Pero aún así, la esperanza más grande del cambio pende de un hilo, pende del combustible de la confrontación geopolítica que busca definir la “naturaleza buena" del nuevo “orden mundial.” Sólo hasta entonces la “existencia” podrá hacer honor a la “esencia” y Dios, como mínimo, podría sonreír ante su “creación.”
 
El hecho de “estar condenado a ser libre” no es una licencia de poder absoluto del hombre para elegir arbitrariamente el “mal” e imponer su voluntad a la fuerza sobre otros. La verdadera libertad, como ya dijimos, es la que busca la construcción del “bien común;” y no importa si este es un concepto de Dios o de la sociedad.
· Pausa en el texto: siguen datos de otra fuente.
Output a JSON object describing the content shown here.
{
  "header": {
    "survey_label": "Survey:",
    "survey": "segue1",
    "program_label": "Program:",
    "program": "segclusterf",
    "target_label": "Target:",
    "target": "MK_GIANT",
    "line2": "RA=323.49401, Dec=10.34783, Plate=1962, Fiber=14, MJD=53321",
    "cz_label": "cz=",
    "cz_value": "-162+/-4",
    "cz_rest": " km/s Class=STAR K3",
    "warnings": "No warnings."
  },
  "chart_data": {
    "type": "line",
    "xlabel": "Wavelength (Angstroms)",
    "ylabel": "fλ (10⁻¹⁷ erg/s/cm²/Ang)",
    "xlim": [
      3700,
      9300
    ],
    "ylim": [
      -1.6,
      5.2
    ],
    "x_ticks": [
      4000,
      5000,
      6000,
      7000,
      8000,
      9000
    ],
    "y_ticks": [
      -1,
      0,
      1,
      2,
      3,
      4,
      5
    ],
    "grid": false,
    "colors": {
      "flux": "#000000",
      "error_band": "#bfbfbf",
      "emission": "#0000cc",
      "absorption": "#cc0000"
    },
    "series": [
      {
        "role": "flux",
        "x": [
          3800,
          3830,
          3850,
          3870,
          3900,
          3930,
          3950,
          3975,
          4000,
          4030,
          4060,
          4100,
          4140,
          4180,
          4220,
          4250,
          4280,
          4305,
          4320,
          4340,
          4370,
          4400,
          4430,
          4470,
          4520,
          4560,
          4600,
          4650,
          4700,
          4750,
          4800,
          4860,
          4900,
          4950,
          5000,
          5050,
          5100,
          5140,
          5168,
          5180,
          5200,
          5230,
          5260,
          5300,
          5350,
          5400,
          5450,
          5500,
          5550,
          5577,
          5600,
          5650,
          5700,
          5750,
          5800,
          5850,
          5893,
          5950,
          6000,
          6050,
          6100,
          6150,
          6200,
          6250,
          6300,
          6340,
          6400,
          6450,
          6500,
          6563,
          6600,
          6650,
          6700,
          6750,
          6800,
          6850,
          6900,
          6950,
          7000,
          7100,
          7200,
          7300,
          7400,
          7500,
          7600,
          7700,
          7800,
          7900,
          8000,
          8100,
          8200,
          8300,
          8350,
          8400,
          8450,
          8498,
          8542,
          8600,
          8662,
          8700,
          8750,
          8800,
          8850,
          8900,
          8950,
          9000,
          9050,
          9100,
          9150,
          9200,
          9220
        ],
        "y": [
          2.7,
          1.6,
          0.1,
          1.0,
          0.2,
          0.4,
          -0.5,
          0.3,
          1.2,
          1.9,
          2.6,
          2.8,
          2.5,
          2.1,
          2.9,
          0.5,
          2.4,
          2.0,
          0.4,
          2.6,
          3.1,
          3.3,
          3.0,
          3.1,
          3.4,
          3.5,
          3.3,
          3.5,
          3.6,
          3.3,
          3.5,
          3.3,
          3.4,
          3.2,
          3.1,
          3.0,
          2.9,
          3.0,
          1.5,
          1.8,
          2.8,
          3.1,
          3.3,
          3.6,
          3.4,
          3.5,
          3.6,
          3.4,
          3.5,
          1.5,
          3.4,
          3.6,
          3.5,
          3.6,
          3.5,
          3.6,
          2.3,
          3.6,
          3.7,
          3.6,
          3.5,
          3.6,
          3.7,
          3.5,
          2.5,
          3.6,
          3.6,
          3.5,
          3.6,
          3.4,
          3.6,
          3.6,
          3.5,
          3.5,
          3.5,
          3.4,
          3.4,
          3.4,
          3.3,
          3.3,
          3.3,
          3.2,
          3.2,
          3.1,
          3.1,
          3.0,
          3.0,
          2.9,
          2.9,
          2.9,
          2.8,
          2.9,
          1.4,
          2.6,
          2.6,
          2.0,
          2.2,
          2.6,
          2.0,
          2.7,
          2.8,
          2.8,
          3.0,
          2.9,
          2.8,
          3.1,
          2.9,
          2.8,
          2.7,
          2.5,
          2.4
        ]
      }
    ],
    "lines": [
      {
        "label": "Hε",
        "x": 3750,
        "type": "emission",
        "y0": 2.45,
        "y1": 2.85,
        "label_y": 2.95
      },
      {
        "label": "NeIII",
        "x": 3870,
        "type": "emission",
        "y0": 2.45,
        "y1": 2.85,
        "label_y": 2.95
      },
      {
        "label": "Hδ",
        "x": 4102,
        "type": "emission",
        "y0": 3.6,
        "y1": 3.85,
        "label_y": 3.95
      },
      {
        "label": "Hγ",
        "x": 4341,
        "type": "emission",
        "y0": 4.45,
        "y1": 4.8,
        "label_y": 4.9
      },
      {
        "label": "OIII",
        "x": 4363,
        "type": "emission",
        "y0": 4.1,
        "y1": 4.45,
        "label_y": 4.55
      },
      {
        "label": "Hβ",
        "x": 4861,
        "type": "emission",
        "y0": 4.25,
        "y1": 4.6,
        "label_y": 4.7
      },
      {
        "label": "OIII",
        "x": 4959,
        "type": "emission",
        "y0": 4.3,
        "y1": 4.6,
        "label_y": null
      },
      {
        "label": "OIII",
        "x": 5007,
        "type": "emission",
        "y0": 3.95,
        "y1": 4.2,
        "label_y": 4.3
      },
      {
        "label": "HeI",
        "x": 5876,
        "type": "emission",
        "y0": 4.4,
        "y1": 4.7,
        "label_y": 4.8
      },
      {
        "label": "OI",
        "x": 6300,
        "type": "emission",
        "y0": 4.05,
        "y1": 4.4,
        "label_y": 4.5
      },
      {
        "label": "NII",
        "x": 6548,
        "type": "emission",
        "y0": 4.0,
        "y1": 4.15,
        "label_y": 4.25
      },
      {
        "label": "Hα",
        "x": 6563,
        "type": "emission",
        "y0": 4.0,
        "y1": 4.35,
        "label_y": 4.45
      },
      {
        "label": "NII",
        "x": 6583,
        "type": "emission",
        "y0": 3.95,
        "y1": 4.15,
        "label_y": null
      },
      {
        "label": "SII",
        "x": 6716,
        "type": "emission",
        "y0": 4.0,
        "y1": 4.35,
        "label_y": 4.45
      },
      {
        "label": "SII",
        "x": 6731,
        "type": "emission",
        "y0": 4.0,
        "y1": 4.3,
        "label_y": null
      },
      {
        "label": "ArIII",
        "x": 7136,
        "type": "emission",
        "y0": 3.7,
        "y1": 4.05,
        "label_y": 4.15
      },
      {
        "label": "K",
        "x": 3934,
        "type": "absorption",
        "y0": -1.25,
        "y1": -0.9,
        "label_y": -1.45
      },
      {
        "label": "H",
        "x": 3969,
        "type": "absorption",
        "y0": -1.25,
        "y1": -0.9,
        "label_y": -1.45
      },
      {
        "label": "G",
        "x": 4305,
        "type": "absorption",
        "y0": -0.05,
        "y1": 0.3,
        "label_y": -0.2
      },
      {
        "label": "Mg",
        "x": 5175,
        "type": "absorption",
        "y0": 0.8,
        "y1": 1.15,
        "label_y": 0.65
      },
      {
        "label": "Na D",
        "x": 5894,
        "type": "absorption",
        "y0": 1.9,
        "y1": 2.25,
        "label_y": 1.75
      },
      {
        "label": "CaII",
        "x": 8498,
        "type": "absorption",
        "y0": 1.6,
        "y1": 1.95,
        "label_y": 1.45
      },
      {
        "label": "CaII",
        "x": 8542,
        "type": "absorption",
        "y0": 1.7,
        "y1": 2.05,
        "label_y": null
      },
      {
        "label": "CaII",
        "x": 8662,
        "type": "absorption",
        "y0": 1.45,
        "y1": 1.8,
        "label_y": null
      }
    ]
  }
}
Ser “libre” no es una justificación para ser un canalla contra el prójimo, y mucho menos contra aquellos más débiles.
 
El hecho de que el concepto de “orden mundial” es precisamente lo que está en juego en manos del hombre (la “arcilla” pretensiosa) debería recordarnos que el deseo del “alfarero” era “moldear” una “vasija bella y hermosa.” Por lo tanto, si el hombre no persigue y construye esa “belleza” en su “vasija” (i.e., su “orden mundial”), y por el contrario, rompe su “vasija” y la hace pedazos en un “Armagedón” nuclear, entonces “no hay vuelta de hoja,” el hombre seguirá siendo un gusano ante la soberanía de Dios. ¡Pero cuidado! Aquí no termina el cuento.
 
Dios, en mi opinión, si quiere “arreglar” lo que “arriesgó,” tendría que convencer a la “arcilla” sobre lo que significa su concepto de “justicia” en su “Guerra Final” frente a “gobiernos humanos obedientes” y “gobiernos humanos rebeldes.”  Si Dios no logra convencer a la “arcilla” sobre lo que significa su “justicia” en relación a esa diferencia de gobiernos humanos, entonces la guerra, en el mundo real, continuará. ¡Y qué más da! De hecho, ideológicamente hablando, el origen de la “desobediencia” surgió en el “cielo,” y no en la tierra.